Carlos Feijó rejeita rótulo de “arrogante” expresso no acórdão do TS e apresenta queixa contra a juíza Ana Bela Valente

Luanda - O jurista e professor catedrático Carlos Feijó apresentou nesta quarta-feira (19), junto do Conselho Superior da Magistratura Judicial (CSMJ), uma queixa disciplinar contra a juíza do Tribunal Supremo Ana Bela Valente, por esta o ter qualificado como “arrogante” no acórdão do julgamento dos generais Kopelipa e Dino.
De acordo com o acórdão do Tribunal Supremo (TS) que condenou o general Leopoldino do Nascimento “Dino” a cinco anos de prisão e absolveu o general Hélder Vieira Dias “Kopelipa”, Carlos Feijó, ouvido na qualidade de declarante, teria adoptado uma postura “arrogante”, chegando a confundir “a sala de audiências do Tribunal Supremo com uma sala de aulas”.

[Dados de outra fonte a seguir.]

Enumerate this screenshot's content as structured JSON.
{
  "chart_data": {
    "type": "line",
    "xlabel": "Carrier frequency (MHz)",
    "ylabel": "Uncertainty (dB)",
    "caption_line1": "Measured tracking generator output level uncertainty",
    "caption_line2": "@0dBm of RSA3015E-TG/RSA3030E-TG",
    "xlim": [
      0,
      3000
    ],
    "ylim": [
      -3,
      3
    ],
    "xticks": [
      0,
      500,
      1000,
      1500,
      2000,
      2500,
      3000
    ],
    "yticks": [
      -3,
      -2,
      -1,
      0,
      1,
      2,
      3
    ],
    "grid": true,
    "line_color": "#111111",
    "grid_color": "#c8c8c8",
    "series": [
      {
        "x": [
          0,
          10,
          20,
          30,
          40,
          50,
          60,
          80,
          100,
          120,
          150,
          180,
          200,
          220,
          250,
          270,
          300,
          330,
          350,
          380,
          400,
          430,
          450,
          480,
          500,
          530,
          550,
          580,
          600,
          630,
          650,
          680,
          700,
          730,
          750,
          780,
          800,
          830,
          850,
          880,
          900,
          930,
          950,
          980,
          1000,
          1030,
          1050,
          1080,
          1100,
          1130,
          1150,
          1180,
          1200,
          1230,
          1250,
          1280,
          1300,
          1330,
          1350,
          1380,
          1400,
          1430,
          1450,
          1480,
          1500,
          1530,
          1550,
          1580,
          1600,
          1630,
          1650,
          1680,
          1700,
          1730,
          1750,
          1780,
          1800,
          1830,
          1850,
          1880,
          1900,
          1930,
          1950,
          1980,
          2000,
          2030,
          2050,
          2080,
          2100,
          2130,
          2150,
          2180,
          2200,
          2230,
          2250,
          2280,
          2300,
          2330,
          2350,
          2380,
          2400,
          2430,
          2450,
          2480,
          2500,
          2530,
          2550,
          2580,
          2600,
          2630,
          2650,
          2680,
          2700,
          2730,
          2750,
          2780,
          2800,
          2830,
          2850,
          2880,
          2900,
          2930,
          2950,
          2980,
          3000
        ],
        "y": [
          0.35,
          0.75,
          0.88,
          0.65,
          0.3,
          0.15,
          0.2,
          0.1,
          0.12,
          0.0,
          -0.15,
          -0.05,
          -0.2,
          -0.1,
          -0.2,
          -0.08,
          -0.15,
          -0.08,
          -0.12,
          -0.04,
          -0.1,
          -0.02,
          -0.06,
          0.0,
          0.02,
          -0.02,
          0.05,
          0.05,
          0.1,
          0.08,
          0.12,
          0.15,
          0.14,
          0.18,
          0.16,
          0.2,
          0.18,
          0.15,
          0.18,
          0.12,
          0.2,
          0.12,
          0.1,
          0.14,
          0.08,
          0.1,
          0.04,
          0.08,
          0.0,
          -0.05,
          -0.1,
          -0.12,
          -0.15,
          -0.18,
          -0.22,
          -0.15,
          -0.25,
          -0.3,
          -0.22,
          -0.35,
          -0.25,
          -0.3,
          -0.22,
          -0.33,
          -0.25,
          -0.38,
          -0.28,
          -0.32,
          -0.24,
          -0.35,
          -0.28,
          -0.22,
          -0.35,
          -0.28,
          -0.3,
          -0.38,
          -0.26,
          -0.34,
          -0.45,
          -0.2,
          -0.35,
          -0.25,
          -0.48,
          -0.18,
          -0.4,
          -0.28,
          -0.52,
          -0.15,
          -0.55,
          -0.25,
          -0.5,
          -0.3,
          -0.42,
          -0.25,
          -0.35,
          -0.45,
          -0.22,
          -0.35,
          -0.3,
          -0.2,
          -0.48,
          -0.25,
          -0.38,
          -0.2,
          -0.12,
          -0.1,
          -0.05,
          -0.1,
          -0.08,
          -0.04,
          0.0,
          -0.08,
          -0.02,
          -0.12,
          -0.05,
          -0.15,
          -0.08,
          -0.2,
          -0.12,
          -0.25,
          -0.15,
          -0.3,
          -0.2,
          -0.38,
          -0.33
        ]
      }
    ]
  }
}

Ainda segundo a leitura do acórdão, feita pela juíza Ana Bela Valente, o antigo ministro de Estado e chefe da Casa Civil do Presidente da República no tempo de José Eduardo dos Santos ter-se-ia “gabado” de ser o autor da Lei de Terras e da Constituição da República de Angola, reivindicando, por isso, especial deferência em juízo.
O rótulo de “arrogante” foi igualmente atribuído a Norberto Garcia, actual director do Gabinete de Estudos e Análises Estratégicas (GEAE), também ouvido como declarante.
Inconformado com a forma como foi caracterizado no acórdão, Carlos Feijó dirigiu ao CSMJ um pedido de apreciação disciplinar da conduta da juíza Ana Bela Valente.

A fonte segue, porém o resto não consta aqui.